Safety Phillips undergoes knee surgery; some injured Giants return

EAST RUTHERFORD, N.J. -- New York Giants safety Kenny Phillips had microfracture surgery on his left knee Tuesday and will have to wait about five months before he can start to run.

"It's one of the longest rehabs; they said it will be four to five months before I can run," Phillips said Thursday at the Giants' practice facility. "They said it's real boring; it's like watching paint dry. It's not painful, just long. I definitely want to get back to being 100 percent and get back on the field. I am going to do everything they say I should do."

Phillips, who was placed on season-ending injured reserve last week with patellofemoral arthritis, had the two-hour surgery done by Dr. James Andrews in Alabama.

Phillips did some light movement and iced his knee Thursday.

"I don't even need to be on crutches right now -- I'm not even in pain, nothing hurts," Phillips said. "They gave me pain pills, but I don't need to take them because nothing is bothering me."

The Giants also received some good news on the injury front Thursday. Cornerback Kevin Dockery (hamstring), defensive end Justin Tuck (shoulder) and wide receiver Hakeem Nicks, the first-round draft pick who hurt his foot during the season opener, fully participated in practice.

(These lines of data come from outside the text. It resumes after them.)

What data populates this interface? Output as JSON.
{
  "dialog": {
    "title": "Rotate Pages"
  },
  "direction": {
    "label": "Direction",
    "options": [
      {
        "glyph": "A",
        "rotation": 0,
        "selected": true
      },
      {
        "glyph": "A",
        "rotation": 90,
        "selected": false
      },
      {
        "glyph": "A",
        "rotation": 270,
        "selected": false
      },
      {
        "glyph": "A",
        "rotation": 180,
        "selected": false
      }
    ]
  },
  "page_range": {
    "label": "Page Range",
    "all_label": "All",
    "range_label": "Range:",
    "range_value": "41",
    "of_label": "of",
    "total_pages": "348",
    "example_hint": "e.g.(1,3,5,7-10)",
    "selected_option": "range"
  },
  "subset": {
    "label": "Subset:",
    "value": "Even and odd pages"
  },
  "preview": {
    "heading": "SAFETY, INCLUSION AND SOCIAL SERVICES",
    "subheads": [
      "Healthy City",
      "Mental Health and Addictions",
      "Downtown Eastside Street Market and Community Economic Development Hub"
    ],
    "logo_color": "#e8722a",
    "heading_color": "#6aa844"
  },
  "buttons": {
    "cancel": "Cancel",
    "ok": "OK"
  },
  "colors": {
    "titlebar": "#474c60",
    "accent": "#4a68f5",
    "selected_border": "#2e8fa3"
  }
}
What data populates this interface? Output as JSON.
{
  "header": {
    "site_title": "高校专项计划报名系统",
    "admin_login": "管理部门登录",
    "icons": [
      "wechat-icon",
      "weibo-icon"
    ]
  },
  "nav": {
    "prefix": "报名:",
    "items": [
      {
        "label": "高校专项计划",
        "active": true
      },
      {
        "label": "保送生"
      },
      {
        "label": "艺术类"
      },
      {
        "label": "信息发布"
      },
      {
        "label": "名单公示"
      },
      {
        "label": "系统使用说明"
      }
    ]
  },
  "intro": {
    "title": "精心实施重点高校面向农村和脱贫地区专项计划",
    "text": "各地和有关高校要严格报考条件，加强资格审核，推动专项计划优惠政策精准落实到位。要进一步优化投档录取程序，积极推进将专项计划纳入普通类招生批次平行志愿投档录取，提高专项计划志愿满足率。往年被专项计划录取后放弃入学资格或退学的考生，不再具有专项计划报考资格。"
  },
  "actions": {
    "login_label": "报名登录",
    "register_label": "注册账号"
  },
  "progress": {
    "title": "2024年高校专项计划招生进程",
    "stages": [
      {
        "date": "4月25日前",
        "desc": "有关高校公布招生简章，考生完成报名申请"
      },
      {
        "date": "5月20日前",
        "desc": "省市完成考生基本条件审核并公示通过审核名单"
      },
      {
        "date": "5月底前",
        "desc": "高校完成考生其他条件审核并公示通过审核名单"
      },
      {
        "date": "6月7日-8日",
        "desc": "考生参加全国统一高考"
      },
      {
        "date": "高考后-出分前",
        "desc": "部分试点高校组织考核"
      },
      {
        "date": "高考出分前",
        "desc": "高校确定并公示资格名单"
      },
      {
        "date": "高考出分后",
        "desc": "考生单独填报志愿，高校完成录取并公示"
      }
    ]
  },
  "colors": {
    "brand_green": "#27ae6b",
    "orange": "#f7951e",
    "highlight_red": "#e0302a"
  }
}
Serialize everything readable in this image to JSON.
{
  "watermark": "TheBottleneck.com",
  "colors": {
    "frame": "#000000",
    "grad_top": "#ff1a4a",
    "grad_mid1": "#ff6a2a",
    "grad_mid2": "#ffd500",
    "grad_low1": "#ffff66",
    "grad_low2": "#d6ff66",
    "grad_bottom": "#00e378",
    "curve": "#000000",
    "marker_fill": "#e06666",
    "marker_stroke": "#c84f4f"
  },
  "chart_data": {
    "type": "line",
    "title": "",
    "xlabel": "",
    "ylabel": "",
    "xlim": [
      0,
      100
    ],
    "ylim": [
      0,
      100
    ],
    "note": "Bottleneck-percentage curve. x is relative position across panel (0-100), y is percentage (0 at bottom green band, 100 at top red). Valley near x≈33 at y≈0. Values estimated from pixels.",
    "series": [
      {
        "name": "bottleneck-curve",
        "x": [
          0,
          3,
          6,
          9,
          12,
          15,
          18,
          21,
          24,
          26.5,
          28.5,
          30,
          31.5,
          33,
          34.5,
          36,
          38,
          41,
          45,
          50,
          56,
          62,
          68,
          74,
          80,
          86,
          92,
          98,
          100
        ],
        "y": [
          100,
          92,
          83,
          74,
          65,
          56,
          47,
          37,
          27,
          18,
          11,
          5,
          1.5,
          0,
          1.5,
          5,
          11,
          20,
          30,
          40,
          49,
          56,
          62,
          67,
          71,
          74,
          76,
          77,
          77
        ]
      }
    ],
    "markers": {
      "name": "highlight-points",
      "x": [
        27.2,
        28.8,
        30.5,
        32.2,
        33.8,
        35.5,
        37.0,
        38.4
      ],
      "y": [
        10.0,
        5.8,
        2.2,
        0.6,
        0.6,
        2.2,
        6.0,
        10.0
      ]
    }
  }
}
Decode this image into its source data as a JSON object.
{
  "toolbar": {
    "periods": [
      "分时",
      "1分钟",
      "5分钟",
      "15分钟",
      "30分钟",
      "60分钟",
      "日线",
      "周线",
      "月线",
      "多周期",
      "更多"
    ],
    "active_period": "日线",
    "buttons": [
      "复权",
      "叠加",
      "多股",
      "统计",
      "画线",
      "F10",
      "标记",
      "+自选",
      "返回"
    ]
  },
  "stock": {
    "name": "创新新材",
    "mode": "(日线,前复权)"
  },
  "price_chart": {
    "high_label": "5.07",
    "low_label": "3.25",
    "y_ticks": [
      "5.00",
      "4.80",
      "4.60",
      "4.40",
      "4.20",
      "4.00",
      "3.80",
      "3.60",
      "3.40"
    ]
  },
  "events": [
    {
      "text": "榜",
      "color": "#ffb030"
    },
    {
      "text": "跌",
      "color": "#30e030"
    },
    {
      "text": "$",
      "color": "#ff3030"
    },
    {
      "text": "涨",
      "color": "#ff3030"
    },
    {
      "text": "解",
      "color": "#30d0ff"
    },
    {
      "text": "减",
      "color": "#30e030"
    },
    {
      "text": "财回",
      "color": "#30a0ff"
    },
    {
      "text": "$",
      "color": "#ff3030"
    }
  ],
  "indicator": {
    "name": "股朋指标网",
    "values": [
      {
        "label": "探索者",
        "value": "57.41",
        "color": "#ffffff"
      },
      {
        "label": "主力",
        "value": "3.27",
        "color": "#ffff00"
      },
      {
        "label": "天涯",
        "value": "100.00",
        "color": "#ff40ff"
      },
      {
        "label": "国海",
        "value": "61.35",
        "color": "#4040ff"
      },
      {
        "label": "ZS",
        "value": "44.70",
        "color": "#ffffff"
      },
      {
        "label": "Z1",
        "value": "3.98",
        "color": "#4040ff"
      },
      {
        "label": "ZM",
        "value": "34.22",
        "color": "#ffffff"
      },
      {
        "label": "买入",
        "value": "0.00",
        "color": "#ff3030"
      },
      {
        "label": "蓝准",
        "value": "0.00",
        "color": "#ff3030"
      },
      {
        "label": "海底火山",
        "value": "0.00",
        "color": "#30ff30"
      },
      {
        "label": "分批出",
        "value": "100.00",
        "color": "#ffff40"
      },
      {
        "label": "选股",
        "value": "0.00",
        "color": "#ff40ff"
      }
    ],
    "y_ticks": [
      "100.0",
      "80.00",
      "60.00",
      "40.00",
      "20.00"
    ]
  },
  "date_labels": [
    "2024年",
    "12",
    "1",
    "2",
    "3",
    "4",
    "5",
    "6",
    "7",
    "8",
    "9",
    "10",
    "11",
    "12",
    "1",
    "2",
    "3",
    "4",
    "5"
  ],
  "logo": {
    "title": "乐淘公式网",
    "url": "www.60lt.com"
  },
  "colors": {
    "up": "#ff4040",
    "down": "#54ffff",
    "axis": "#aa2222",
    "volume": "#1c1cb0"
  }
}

Coughlin was impressed with Nicks, who was developing into a deep threat before suffering his injury.

"He did pretty much everything," Coughlin said. "There was no limitation on him. He felt good and wanted to do more yesterday and got a chance to do more today."

Dockery, who hasn't played this season, also looks ready to go.

Tuck, who was on the field for eight plays during last Sunday's victory over the Tampa Bay Buccaneers, said he was ready to play.

The biggest setback was with cornerback Aaron Ross, who aggravated a hamstring injury Wednesday and didn't practice Thursday. The injury has sidelined Ross since the middle of training camp.

Halfback Ahmad Bradshaw also didn't practice for the second consecutive day because of injuries to his right foot and ankle. He insisted again Thursday that he would play Sunday at Kansas City, even though he has worn a boot on the foot the past two days.

"I'm just resting right now," Bradshaw said. "The boot just keeps me from just pounding it, which is the aggravation always to my ankle."

Defensive lineman Chris Canty (calf) and running back Danny Ware (elbow) also missed practice Thursday.

In other news, Brandon Jacobs had little to say about FOX sideline reporter Tony Siragusa, who said the running back was "tiptoeing" instead of running hard this season. Siragusa made the comment during last weekend's game against Tampa Bay, when Jacobs ran for 92 yards in a 24-0 victory.

"I feel like I'm running the same way I was running last year," said Jacobs, who has 196 yards on 58 carries, a 3.4-yard average. "Getting a little bit smarter, being patient, let the scheme happen for me. You just can't run in there and think that you can outrun your blocks."

Jacobs scoffed when asked about what Siragusa said, noting that the Giants are 3-0. Jacobs also said opposing defenses are trying to stop the Giants' running game, which led the NFL last season.

"It is going to come together for me. I am not pushing it, I am not rushing," said Jacobs, who ran for 1,089 yards last season with a 5.0 average. "It is going to start popping open for me. It's a long season."

When pressed about Siragusa, Jacobs refused to say much.

"I don't want to talk about Tony Siragusa," he said. "Not at all. Not worth it."

Giants offensive coordinator Kevin Gilbride said Jacobs has looked energetic this season.

"If there is an error that is slowing him down, it is because he wants to be perfect," Gilbride said. "He is trying to make the perfect read, if that is it. If there is anything, that would be it, he is just trying so hard to do everything perfectly. Sometimes you just have to trust your instincts and go out and play. But I certainly don't see anybody that is tiptoeing."